BJP government’s agenda must shift towards development and away from corporate-friendly reforms and incentives and selling off public sector institutions. Moreover, rising of ‘Sensex’ is not an indicator of country’s well-being, not in our country. Of nearly 136 crore population we have, only about 3.7 per cent invest in equities, compared to about 12.7 per cent in China, according to stock depository data in March this year. And, for the record, in the U.S.A., about 55 per cent of the population owns stocks either individually or through a mutual fund.
Modi’s government must abandon the narrow political dogma and expediency of catering to their corporate cronies and market movers.
Instead, it should focus on prudence, austerity and rejuvenating rural economy. Because it constitutes nearly half of our national income. As per the 2011 Census, 68.8 per cent of the country’s population and 72.4 per cent of workforce resided in rural India. Despite the rise of urbanisation, more than half of India’s population is projected to be rural even in 2050. Thus, growth and development of rural economy and population are a key to overall growth and inclusive development of the country.
The next important question is whether we are prepared to seize the future under his government. Do we have the policies and the physical infrastructure in place to satisfy this new, geometrically expanding demand for digitization in virtually all that we do? The answer, regrettably, is an emphatic no. We are constricted by the lack of universal access to new technologies, especially to our vast rural population.
Internet penetration rate in India was around 45 percent in January this year with around 63 crore people having access to it. Which means 55 per cent of our country’s population failed to receive advantages of digitisation. In contrast, 65.2 per cent of Chinese, 90 per cent of Americans, 75 per cent Brazilians, and 50 per cent Nigerians have access to internet as per https://datareportal.com. Moreover, internet penetration in our rural areas is exactly half that of the urban India.

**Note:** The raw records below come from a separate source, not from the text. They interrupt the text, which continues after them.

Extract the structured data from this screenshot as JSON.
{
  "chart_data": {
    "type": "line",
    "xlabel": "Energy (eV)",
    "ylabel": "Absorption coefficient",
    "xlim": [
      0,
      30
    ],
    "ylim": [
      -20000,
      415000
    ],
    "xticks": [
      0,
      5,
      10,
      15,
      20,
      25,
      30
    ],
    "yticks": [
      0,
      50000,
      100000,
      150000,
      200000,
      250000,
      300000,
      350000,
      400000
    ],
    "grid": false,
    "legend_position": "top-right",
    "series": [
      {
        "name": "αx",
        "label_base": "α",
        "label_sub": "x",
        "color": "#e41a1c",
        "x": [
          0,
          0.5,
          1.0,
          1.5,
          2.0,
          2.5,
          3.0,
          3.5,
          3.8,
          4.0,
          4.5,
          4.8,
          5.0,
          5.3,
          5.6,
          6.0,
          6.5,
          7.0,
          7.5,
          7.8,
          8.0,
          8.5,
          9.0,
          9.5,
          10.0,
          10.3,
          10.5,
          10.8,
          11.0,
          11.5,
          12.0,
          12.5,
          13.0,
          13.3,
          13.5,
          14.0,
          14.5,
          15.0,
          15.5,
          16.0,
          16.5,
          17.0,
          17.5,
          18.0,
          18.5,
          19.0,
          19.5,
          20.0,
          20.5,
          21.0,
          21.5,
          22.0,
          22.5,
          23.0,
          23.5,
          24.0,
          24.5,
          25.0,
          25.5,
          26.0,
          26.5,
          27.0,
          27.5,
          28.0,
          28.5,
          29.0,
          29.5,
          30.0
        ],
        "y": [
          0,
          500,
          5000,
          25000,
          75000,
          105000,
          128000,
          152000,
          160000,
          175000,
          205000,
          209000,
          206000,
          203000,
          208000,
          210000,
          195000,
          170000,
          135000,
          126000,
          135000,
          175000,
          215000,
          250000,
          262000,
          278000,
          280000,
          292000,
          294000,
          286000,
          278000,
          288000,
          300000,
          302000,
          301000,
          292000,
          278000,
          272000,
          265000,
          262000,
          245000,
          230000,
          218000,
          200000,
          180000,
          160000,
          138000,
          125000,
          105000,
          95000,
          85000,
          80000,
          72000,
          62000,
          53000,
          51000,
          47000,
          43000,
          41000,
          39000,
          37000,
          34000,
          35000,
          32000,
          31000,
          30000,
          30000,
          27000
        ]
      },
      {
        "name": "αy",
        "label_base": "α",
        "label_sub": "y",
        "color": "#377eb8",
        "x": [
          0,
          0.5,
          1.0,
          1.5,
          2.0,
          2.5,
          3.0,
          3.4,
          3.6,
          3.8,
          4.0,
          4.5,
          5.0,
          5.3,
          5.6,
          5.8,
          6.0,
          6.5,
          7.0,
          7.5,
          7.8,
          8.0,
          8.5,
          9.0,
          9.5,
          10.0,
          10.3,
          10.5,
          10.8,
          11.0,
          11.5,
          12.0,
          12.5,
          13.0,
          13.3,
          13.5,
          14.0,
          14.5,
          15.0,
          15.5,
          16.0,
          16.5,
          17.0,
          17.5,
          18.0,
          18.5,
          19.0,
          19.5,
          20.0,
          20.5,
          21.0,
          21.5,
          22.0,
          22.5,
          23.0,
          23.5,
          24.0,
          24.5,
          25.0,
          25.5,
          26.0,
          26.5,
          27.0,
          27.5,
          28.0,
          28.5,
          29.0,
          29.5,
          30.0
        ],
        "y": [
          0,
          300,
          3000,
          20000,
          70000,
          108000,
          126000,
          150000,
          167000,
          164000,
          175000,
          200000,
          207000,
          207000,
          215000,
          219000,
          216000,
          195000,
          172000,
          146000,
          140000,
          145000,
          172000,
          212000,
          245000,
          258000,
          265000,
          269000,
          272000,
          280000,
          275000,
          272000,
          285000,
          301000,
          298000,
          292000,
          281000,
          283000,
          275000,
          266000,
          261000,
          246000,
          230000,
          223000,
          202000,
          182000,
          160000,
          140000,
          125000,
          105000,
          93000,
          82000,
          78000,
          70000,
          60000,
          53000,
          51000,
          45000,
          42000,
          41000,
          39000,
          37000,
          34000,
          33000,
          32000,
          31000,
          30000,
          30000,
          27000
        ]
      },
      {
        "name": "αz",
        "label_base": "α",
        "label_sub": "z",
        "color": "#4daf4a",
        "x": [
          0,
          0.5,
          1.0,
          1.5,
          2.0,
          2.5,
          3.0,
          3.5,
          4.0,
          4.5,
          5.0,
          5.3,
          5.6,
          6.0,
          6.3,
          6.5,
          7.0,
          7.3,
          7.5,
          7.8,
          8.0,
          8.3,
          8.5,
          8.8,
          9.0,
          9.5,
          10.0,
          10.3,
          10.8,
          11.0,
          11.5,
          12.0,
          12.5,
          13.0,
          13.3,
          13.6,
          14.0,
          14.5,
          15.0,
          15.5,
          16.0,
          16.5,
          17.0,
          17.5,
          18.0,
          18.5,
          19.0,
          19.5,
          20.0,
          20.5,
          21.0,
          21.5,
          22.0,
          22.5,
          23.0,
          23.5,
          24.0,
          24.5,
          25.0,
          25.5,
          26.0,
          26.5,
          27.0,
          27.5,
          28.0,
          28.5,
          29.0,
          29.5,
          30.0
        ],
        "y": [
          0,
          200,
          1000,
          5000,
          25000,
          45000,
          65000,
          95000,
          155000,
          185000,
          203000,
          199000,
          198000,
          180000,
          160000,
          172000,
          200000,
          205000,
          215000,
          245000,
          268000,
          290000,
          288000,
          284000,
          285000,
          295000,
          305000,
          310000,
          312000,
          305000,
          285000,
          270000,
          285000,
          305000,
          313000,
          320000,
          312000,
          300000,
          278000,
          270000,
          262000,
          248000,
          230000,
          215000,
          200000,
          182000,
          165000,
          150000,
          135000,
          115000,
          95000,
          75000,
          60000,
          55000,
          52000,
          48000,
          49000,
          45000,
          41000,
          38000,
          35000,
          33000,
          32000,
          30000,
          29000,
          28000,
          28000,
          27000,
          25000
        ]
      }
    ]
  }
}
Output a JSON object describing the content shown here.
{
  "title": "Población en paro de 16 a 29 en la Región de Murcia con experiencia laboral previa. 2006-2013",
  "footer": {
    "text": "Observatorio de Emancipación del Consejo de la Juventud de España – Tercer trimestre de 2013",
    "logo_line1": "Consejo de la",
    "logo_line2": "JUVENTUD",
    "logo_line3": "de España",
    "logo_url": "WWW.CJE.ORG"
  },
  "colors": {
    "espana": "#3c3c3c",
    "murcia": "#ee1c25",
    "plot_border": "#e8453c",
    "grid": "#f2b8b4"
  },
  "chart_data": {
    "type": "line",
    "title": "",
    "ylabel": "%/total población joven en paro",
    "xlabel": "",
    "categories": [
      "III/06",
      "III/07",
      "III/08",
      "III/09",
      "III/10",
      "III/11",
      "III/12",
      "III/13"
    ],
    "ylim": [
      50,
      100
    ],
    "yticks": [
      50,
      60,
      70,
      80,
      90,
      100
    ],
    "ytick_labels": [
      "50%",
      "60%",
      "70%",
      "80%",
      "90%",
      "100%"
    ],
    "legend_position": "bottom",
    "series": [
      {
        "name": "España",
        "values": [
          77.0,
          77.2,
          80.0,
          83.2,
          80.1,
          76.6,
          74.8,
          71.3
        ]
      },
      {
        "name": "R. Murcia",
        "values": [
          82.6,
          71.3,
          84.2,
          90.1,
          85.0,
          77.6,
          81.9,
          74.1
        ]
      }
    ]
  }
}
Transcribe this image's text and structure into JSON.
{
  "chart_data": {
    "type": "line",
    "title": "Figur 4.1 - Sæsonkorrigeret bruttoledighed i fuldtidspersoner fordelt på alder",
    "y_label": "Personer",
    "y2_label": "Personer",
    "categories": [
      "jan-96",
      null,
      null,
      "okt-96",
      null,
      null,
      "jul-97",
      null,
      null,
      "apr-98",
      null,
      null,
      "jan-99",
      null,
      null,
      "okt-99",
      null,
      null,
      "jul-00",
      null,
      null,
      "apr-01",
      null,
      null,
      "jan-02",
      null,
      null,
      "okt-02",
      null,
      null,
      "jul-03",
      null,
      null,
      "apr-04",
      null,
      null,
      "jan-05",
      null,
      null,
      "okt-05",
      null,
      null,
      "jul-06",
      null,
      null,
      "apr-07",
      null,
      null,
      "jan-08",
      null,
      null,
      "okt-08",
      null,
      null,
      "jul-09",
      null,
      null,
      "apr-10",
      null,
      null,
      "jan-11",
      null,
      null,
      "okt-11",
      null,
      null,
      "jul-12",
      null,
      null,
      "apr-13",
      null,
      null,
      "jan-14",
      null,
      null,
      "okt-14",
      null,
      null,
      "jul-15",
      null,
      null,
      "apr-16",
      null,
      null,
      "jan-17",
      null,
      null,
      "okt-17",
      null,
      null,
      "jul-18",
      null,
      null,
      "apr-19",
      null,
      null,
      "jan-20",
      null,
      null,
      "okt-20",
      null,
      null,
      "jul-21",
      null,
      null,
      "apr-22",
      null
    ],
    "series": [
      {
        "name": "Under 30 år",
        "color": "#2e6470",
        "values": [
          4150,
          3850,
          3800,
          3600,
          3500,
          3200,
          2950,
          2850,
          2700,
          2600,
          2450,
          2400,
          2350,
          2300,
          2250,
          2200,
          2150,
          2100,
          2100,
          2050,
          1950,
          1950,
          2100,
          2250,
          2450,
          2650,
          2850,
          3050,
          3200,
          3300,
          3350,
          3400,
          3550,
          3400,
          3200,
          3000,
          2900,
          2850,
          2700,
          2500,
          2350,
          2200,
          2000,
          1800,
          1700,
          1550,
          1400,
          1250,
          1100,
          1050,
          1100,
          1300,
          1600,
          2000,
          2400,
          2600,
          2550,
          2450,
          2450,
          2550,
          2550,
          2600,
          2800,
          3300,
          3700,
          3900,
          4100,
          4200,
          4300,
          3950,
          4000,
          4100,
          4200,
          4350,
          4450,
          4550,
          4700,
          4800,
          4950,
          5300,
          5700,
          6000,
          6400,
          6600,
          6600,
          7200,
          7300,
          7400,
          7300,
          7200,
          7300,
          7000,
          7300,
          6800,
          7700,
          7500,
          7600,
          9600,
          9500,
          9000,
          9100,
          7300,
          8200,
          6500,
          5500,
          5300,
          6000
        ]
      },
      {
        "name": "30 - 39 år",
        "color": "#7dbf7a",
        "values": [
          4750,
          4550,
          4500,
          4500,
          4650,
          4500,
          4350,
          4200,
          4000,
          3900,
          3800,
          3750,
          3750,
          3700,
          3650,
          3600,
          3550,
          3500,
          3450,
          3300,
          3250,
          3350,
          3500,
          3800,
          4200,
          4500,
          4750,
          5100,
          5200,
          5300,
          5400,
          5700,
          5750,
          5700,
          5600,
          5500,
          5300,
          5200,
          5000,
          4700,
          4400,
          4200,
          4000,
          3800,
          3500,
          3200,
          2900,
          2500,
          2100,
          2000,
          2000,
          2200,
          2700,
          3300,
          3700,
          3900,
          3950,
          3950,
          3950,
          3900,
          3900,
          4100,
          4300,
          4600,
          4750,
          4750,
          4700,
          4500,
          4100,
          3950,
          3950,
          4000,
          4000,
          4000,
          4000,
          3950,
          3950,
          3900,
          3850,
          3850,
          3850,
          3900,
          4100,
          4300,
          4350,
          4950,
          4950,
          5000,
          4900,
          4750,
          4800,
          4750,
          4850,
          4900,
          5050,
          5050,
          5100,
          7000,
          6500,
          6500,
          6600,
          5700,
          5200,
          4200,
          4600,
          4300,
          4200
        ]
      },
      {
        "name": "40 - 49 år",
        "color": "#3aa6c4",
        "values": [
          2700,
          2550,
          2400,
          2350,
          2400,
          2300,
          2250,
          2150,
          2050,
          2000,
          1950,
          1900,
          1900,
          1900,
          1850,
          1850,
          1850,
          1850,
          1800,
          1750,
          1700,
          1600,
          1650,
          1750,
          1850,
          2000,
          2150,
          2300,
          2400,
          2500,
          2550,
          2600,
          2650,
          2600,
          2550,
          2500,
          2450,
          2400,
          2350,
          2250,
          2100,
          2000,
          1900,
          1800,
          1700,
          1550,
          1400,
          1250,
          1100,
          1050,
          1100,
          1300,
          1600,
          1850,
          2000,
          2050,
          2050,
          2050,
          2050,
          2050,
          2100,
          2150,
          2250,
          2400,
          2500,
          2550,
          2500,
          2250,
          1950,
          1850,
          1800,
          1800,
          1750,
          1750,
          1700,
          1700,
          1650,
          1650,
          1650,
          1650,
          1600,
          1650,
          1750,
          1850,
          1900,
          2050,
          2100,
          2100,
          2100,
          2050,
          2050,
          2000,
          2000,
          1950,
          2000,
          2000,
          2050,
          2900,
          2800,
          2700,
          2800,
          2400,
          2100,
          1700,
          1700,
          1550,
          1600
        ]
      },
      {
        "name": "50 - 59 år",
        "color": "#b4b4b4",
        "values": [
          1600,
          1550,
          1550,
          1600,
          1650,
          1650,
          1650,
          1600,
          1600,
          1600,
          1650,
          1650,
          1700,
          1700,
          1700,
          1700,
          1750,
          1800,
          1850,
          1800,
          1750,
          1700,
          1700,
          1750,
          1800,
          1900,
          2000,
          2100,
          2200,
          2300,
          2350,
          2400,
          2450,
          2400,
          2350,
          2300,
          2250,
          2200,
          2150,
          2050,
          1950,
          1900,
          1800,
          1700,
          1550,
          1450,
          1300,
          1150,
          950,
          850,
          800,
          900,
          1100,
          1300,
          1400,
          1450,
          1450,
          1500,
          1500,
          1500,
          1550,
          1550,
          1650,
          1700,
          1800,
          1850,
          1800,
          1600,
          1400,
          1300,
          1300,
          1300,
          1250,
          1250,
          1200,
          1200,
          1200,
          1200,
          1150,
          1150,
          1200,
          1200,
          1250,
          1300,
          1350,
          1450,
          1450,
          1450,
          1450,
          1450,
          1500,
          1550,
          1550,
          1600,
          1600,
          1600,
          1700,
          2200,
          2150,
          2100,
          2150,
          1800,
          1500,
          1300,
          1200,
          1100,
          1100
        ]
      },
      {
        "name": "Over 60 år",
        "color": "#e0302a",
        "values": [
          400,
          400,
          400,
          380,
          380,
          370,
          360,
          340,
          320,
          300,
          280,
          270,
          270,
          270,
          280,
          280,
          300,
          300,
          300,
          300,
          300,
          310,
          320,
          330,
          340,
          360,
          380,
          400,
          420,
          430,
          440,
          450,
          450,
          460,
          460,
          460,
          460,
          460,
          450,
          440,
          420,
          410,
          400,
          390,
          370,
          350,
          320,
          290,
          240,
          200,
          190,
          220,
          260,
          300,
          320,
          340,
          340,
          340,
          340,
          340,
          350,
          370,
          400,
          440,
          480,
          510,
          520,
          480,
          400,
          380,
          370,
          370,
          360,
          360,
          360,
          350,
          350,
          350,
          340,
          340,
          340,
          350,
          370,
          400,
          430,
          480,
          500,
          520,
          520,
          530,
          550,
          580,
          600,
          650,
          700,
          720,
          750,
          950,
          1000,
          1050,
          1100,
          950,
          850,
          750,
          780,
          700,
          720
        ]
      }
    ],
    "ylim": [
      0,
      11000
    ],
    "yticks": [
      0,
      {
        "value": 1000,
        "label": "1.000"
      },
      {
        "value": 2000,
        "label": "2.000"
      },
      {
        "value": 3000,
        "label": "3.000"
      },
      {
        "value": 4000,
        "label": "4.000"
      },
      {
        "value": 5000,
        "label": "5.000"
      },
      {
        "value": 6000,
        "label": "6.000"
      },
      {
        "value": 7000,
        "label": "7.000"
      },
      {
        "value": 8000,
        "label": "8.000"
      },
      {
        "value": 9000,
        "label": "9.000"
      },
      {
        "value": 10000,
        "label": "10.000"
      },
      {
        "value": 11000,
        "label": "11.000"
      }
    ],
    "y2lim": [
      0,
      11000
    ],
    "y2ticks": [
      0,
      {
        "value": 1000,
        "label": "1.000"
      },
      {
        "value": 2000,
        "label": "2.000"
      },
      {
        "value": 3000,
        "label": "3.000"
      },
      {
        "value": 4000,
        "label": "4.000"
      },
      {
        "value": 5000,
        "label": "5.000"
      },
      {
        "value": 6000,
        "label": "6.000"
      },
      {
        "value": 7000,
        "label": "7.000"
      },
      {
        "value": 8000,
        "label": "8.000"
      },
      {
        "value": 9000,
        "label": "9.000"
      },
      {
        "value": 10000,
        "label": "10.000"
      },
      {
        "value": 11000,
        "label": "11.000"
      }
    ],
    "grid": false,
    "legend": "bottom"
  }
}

Progress isn’t so much a straight line of relentless propagandist drumbeat and the shibboleth that the BJP does. It is not obliterating heritage and history. It is a complex jigsaw puzzle - finding the right fit and making the right choice in the interest of the nation. Choices made during crises shape the future of any nation. In India, what will remain critical is the need for responsible collective action by all citizens of India and all opposition parties together as opposed to the pseudo-jingoistic opportunism of a particular political party and its handful of corporate cronies.
There’s no going back to the status quo ante.